Sixth, accountability is more important than ever before. By incentivizing individuals to meet an arbitrary goal (ie, new appointment within 14 days), the VA has unwittingly created an administrative process that became too focused on numbers and is vulnerable to manipulation and fabrication. If there are to be incentives, they should be based on overall performance with respect to patient-centered outcomes, and these incentives should depend on measurable indicators of better health, as well as efficiency. Manipulating quality assurance measures cannot be tolerated.
Seventh, the quality of care at the VA should be compared to that at non-VA hospitals to showcase the VA’s outstanding clinical outcomes in many disciplines and to identify areas for improvement.

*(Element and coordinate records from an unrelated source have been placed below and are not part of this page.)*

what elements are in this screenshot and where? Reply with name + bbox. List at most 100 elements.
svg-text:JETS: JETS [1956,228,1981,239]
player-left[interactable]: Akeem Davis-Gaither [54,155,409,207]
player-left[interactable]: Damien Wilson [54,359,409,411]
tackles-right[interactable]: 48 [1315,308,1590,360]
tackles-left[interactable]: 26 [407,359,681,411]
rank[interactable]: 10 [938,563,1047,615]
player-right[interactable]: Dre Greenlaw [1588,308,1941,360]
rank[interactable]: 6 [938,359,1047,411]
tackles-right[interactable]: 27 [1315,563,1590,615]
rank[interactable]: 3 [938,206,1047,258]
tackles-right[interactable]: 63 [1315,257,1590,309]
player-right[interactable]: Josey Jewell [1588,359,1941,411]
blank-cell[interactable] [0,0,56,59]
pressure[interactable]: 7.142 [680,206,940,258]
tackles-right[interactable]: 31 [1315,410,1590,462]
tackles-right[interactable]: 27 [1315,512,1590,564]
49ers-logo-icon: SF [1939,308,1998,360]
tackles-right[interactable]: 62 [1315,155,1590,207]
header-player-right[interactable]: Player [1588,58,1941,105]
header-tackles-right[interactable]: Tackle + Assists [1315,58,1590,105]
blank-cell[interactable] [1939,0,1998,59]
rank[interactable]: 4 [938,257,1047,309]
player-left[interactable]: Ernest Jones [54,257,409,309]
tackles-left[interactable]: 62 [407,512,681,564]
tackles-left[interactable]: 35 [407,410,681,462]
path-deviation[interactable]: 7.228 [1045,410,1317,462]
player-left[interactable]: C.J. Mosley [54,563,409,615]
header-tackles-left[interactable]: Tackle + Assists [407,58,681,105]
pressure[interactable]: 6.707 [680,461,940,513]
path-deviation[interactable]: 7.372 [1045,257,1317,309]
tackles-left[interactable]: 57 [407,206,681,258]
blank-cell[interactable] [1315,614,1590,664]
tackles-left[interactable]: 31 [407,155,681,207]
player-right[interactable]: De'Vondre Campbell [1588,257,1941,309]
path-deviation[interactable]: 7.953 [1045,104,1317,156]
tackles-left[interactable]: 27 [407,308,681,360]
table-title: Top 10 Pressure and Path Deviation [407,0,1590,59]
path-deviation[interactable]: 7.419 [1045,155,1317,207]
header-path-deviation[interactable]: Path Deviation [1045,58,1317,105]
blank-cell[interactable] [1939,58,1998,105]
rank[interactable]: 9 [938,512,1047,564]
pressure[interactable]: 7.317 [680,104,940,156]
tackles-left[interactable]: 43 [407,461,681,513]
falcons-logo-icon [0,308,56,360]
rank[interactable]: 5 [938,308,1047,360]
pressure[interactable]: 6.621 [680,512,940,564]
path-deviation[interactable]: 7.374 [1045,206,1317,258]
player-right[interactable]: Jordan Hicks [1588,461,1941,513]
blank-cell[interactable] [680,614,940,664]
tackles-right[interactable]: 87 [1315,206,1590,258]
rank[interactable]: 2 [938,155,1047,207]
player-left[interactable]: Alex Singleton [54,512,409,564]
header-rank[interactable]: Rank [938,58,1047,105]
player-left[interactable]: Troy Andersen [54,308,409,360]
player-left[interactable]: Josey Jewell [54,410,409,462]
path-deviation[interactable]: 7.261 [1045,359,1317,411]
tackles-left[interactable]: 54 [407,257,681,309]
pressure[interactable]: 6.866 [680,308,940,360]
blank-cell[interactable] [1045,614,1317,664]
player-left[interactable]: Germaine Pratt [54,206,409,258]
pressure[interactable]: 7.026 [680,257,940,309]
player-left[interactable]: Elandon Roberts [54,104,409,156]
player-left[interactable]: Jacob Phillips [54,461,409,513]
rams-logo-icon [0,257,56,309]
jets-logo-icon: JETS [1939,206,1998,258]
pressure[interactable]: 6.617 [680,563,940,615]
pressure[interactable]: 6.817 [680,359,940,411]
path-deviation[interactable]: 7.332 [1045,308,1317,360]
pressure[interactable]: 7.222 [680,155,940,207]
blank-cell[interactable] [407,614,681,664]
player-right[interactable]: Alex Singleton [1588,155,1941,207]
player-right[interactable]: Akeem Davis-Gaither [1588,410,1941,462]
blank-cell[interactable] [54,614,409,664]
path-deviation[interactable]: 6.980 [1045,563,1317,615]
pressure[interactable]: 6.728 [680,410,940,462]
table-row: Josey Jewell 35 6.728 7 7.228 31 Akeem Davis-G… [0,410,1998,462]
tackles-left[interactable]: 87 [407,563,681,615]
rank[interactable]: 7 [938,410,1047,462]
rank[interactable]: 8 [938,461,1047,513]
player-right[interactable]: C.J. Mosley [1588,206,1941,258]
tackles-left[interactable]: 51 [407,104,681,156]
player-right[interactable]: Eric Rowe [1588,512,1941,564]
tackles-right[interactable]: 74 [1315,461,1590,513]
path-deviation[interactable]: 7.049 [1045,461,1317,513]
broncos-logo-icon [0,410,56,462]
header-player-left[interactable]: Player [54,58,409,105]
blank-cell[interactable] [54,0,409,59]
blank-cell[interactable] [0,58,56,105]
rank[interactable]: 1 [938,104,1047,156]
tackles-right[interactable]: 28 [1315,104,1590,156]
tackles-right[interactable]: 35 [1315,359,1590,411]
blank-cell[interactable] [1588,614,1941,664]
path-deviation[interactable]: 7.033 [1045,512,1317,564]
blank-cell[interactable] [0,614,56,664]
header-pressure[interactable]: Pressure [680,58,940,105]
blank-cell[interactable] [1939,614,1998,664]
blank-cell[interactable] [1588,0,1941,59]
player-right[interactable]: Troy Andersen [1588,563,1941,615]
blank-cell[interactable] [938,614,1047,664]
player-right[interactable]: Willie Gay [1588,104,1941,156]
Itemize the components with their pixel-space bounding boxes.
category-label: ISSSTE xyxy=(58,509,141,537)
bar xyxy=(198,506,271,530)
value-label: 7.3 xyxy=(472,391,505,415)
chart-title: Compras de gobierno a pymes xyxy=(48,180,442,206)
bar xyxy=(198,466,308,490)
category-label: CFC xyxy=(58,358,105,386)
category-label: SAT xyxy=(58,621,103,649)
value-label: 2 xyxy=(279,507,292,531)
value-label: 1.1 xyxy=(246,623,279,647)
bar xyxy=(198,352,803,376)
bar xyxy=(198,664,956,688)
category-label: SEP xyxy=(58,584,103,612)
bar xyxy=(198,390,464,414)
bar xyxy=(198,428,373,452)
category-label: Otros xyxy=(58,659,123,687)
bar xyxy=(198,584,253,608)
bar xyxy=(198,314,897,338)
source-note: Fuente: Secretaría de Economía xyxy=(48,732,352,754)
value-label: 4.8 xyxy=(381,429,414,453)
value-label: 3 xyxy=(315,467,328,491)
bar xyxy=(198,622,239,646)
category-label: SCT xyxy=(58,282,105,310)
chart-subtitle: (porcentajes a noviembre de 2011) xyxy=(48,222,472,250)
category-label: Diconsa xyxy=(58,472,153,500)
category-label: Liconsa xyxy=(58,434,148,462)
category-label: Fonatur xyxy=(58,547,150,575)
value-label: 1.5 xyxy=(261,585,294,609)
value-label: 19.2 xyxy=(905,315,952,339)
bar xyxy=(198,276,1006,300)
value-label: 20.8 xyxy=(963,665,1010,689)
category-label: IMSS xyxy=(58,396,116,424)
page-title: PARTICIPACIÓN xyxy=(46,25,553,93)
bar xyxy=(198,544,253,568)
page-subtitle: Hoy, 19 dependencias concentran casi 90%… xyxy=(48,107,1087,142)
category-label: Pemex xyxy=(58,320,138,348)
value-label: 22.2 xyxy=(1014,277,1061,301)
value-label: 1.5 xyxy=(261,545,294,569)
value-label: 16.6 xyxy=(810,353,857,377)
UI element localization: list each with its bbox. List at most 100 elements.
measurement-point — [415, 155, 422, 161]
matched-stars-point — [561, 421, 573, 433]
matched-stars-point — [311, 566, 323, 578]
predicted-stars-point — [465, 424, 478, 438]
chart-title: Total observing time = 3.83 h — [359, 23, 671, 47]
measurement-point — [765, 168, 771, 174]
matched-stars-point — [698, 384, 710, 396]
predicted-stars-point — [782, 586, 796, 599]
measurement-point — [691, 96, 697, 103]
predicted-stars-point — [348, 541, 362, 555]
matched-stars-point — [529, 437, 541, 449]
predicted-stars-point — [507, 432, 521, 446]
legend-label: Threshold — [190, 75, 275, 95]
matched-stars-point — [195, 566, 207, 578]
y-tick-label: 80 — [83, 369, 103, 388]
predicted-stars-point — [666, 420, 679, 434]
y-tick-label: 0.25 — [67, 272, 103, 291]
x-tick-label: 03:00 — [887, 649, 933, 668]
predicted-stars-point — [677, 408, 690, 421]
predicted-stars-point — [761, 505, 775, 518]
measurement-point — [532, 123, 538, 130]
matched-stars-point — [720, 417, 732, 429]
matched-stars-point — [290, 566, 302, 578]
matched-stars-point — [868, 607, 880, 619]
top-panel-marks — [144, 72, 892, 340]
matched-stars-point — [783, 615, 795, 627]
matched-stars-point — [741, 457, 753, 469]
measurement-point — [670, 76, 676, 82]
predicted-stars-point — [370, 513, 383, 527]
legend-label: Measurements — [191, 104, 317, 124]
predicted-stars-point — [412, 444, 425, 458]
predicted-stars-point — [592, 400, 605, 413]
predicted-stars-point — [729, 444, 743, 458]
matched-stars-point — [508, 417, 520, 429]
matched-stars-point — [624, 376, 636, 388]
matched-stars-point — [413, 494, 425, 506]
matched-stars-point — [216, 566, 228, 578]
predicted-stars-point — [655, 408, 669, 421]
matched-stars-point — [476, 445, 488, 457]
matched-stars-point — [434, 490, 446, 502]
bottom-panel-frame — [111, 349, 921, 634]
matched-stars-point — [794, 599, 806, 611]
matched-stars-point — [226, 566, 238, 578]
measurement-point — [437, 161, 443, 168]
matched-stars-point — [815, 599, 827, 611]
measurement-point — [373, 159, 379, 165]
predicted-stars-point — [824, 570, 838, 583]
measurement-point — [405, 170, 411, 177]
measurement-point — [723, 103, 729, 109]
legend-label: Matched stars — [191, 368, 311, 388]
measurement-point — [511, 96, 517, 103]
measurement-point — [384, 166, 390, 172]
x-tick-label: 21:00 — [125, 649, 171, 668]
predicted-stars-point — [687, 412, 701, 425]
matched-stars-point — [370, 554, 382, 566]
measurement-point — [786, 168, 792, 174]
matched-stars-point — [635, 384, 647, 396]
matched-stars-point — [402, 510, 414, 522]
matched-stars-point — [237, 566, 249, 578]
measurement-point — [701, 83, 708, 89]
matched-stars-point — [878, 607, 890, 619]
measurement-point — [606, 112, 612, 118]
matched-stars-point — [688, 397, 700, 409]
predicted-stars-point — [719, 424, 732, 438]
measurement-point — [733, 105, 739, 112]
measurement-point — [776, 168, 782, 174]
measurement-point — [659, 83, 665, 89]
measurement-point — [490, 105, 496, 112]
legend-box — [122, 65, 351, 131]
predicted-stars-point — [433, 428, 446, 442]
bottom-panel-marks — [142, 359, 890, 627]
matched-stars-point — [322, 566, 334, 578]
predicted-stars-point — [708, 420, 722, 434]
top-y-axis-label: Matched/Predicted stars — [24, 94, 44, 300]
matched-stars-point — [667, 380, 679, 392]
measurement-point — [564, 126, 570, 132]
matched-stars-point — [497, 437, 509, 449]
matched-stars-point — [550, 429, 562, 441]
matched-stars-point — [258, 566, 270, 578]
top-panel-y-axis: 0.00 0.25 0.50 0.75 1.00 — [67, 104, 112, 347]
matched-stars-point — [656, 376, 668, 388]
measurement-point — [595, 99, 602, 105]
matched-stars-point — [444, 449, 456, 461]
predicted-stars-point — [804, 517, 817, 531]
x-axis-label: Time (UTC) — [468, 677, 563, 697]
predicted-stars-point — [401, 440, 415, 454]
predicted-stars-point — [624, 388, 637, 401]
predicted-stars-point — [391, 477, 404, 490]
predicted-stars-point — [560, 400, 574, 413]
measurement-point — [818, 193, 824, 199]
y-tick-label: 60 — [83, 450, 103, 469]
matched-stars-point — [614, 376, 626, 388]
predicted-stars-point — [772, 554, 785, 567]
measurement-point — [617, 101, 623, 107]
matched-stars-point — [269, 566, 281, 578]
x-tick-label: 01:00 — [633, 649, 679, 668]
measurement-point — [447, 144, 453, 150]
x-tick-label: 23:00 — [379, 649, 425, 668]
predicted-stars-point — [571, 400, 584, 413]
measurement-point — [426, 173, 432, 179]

Of note, the National Surgical Quality Improvement Program (NSQIP), the criterion standard in measuring risk-adjusted surgical outcome, was originally developed in the VA system in direct response to a law that mandated the VA to report surgical outcomes in comparison to national averages. However, the current VA Surgical Quality Improvement Program (VASQIP) is now maintained independently from NSQIP. Harmonizing VASQIP and NSQIP data collection and definitions would allow for direct comparisons in patient outcomes between VA and nonfederal hospitals. Given the differences that exist in patient populations between VA and nonfederal hospitals, robust risk adjustment of NSQIP and VASQIP data based on nearly 100 risk-adjustment variables will be crucial.
Eighth, the VA’s federal workforce must be modernized by recruiting from outside the system instead of relying on what has become an internal system of promotions and relocations. At the same time, VA hospitals should retain and incentivize committed and loyal physicians and other health care workers. This will require a redesign of the VA’s human resources policies that could also facilitate vetting and hiring of new staff. Also, the VA has a long history of minimizing terminations of ineffective and poorly performing employees by repeatedly shifting them to other departments. Instead, the employment of those who do not perform to a high standard should be terminated.
Ninth, the VA’s purchasing, acquisition, and inventory processes should operate more efficiently to meet clinical needs. Competitive contracting will reduce costs, but only if a nimble contracting process is in place. The VA’s current system for obtaining bids on contracts is complex, archaic, wasteful, and slow. Contracts should be developed by personnel with the content expertise in the area in which the contract is being considered.
Tenth, the VA needs to implement changes to attract the best and brightest work force. Currently, VA hospitals are viewed as second-tier facilities, and the majority of physicians do not seek VA hospitals as their first employment option because of lower pay, limited resources, and system-wide inefficiencies. Matching its favorable benefit package and rich educational environment with an attractive work environment will allow the VA to obtain a quality workforce. To attract the best physicians, the VA must compensate physicians at a level commensurate with the private sector. Although the creation of the VA Title 38 Physician and Dental Pay Ranges tables was an attempt to address this issue nearly a decade ago, the pay tables have not kept pace with the AAMC or MGMA compensation tables.